Y compris en disposant de logiciels efficaces de réactivation mnésique et d’un calendrier rigoureusement tenu !

  • Une sélection s’avère donc nécessaire sur les essentiels à retenir: quelles notions prioritaires, quelles pratiques souhaite-t-on faire acquérir à terme, selon l’adage le seul raisonnable qui soit « Moins mais mieux ».

Car on pourrait, comme il est fait usuellement, s’affranchir de cet objectif et privilégier le bouclage des programmes. La conséquence est d’accroître très vite la divergence scolaire par une difficulté à comprendre, maîtriser, traiter.

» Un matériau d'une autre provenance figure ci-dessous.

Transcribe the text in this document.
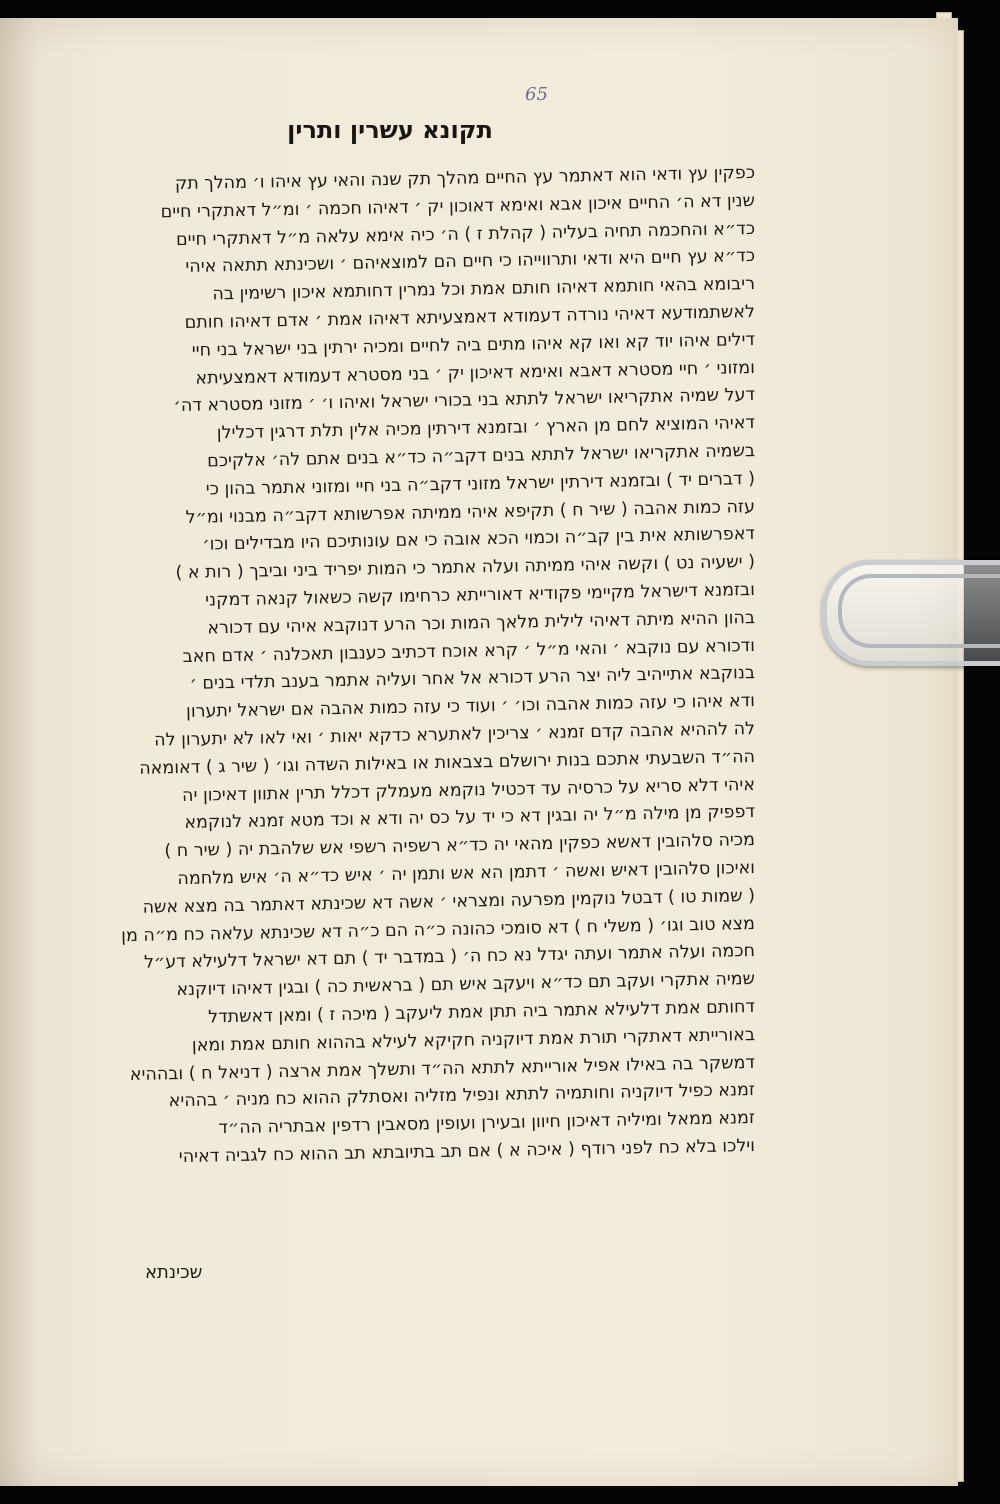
65
תקונא עשרין ותרין
כפקין עץ ודאי הוא דאתמר עץ החיים מהלך תק שנה והאי עץ איהו ו׳ מהלך תק
שנין דא ה׳ החיים איכון אבא ואימא דאוכון יק ׳ דאיהו חכמה ׳ ומ״ל דאתקרי חיים
כד״א והחכמה תחיה בעליה ( קהלת ז ) ה׳ כיה אימא עלאה מ״ל דאתקרי חיים
כד״א עץ חיים היא ודאי ותרווייהו כי חיים הם למוצאיהם ׳ ושכינתא תתאה איהי
ריבומא בהאי חותמא דאיהו חותם אמת וכל נמרין דחותמא איכון רשימין בה
לאשתמודעא דאיהי נורדה דעמודא דאמצעיתא דאיהו אמת ׳ אדם דאיהו חותם
דילים איהו יוד קא ואו קא איהו מתים ביה לחיים ומכיה ירתין בני ישראל בני חיי
ומזוני ׳ חיי מסטרא דאבא ואימא דאיכון יק ׳ בני מסטרא דעמודא דאמצעיתא
דעל שמיה אתקריאו ישראל לתתא בני בכורי ישראל ואיהו ו׳ ׳ מזוני מסטרא דה׳
דאיהי המוציא לחם מן הארץ ׳ ובזמנא דירתין מכיה אלין תלת דרגין דכלילן
בשמיה אתקריאו ישראל לתתא בנים דקב״ה כד״א בנים אתם לה׳ אלקיכם
( דברים יד ) ובזמנא דירתין ישראל מזוני דקב״ה בני חיי ומזוני אתמר בהון כי
עזה כמות אהבה ( שיר ח ) תקיפא איהי ממיתה אפרשותא דקב״ה מבנוי ומ״ל
דאפרשותא אית בין קב״ה וכמוי הכא אובה כי אם עונותיכם היו מבדילים וכו׳
( ישעיה נט ) וקשה איהי ממיתה ועלה אתמר כי המות יפריד ביני וביבך ( רות א )
ובזמנא דישראל מקיימי פקודיא דאורייתא כרחימו קשה כשאול קנאה דמקני
בהון ההיא מיתה דאיהי לילית מלאך המות וכר הרע דנוקבא איהי עם דכורא
ודכורא עם נוקבא ׳ והאי מ״ל ׳ קרא אוכח דכתיב כענבון תאכלנה ׳ אדם חאב
בנוקבא אתייהיב ליה יצר הרע דכורא אל אחר ועליה אתמר בענב תלדי בנים ׳
ודא איהו כי עזה כמות אהבה וכו׳ ׳ ועוד כי עזה כמות אהבה אם ישראל יתערון
לה לההיא אהבה קדם זמנא ׳ צריכין לאתערא כדקא יאות ׳ ואי לאו לא יתערון לה
הה״ד השבעתי אתכם בנות ירושלם בצבאות או באילות השדה וגו׳ ( שיר ג ) דאומאה
איהי דלא סריא על כרסיה עד דכטיל נוקמא מעמלק דכלל תרין אתוון דאיכון יה
דפפיק מן מילה מ״ל יה ובגין דא כי יד על כס יה ודא א וכד מטא זמנא לנוקמא
מכיה סלהובין דאשא כפקין מהאי יה כד״א רשפיה רשפי אש שלהבת יה ( שיר ח )
ואיכון סלהובין דאיש ואשה ׳ דתמן הא אש ותמן יה ׳ איש כד״א ה׳ איש מלחמה
( שמות טו ) דבטל נוקמין מפרעה ומצראי ׳ אשה דא שכינתא דאתמר בה מצא אשה
מצא טוב וגו׳ ( משלי ח ) דא סומכי כהונה כ״ה הם כ״ה דא שכינתא עלאה כח מ״ה מן
חכמה ועלה אתמר ועתה יגדל נא כח ה׳ ( במדבר יד ) תם דא ישראל דלעילא דע״ל
שמיה אתקרי ועקב תם כד״א ויעקב איש תם ( בראשית כה ) ובגין דאיהו דיוקנא
דחותם אמת דלעילא אתמר ביה תתן אמת ליעקב ( מיכה ז ) ומאן דאשתדל
באורייתא דאתקרי תורת אמת דיוקניה חקיקא לעילא בההוא חותם אמת ומאן
דמשקר בה באילו אפיל אורייתא לתתא הה״ד ותשלך אמת ארצה ( דניאל ח ) ובההיא
זמנא כפיל דיוקניה וחותמיה לתתא ונפיל מזליה ואסתלק ההוא כח מניה ׳ בההיא
זמנא ממאל ומיליה דאיכון חיוון ובעירן ועופין מסאבין רדפין אבתריה הה״ד
וילכו בלא כח לפני רודף ( איכה א ) אם תב בתיובתא תב ההוא כח לגביה דאיהי
שכינתא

Divergence qui ne fait que s’aggraver en montant les strates du cursus scolaire.

  • Choix d’essentiels qui n’exclut pas d’ouvrir aux élèves les plus rapides des savoirs supplémentaires, tous devant pouvoir s’y retrouver, mais il n’est pas raisonnable de laisser au bord de la route ceux qui sont en difficulté, voire d’accepter qu’ils n’atteignent que la petite moyenne requise… D’où la mise en place des techniques pédagogiques de différenciation en fonction du rythme et des spécificités des élèves.

 

Etablir une priorité dans les éléments à faire acquérir

. Fixer une barre d’objectifs que tous les élèves devront maîtriser : notions, définitions, vocabulaire à connaître, appartenant au domaine « sémantique ». Ainsi que des éléments de méthodes. Le professeur ou l’équipe disciplinaire se contraint à dresser la liste précise des notions à retenir dans le temps.

. Sélectionner les essentiels constitue très souvent un « arrache-cœur » pour l’enseignant qui estime que tout est indispensable. Non seulement c’est une vision erronée, mais elle cisaille la possibilité pour les élèves d’acquérir solidement le bagage indispensable pour la suite. A vouloir trop faire, et trop vite, on ne permet pas au cerveau d’acquérir correctement les notions indispensables. C’est une donnée forte des sciences cognitives.

. Ouvrir à ceux qui en sont capables des champs supplémentaires non exigibles pour tous, par des modalités spécifiques : banques complémentaires d’informations et d’activités, etc. A chaque enseignant de proposer des pistes « pour savoir plus », « pour s’entraîner davantage », avec un jeu de valorisations. En fournissant des banques d’activités (il en existe pléthore sur internet), des activités optionnelles.

. On peut classer les éléments en trois catégories :

  • Les fondamentaux à faire acquérir par tous, leur permettant d’aborder les chapitres ultérieurs, les programmes des classes ultérieures.
  • Les éléments non indispensables à retenir, destinés à acquérir des compétences, et qui pourront être oubliés à terme.
  • Les informations éphémères utiles pour contextualiser, illustrer.

 

Remarques fréquemment entendues

. Une distance doit être prise par rapport aux ouvrages scolaires qui ont souvent connu au cours des dernières décennies une inflation de contenu : un seul auteur est maintenant remplacé par une équipe d’une dizaine, l’ouvrage déborde d’exemples et références à l’instar d’une petite encyclopédie scolaire qui laisse souvent l’élève désemparé. Or on le sait de nombreux enseignants (surtout les nouveaux) utilisent l’ouvrage scolaire comme référence pour la construction de leurs cours.

. La plupart des enseignants ont mauvaise conscience à ne pas tout faire, tout dire, tout traiter. Le programme, le programme ! Quelle est la priorité ? Le boucler, mais mal, ou opérer une sélection mieux apprise ? Certains inspecteurs commencent à préconiser le moins mais mieux (encore rares cependant).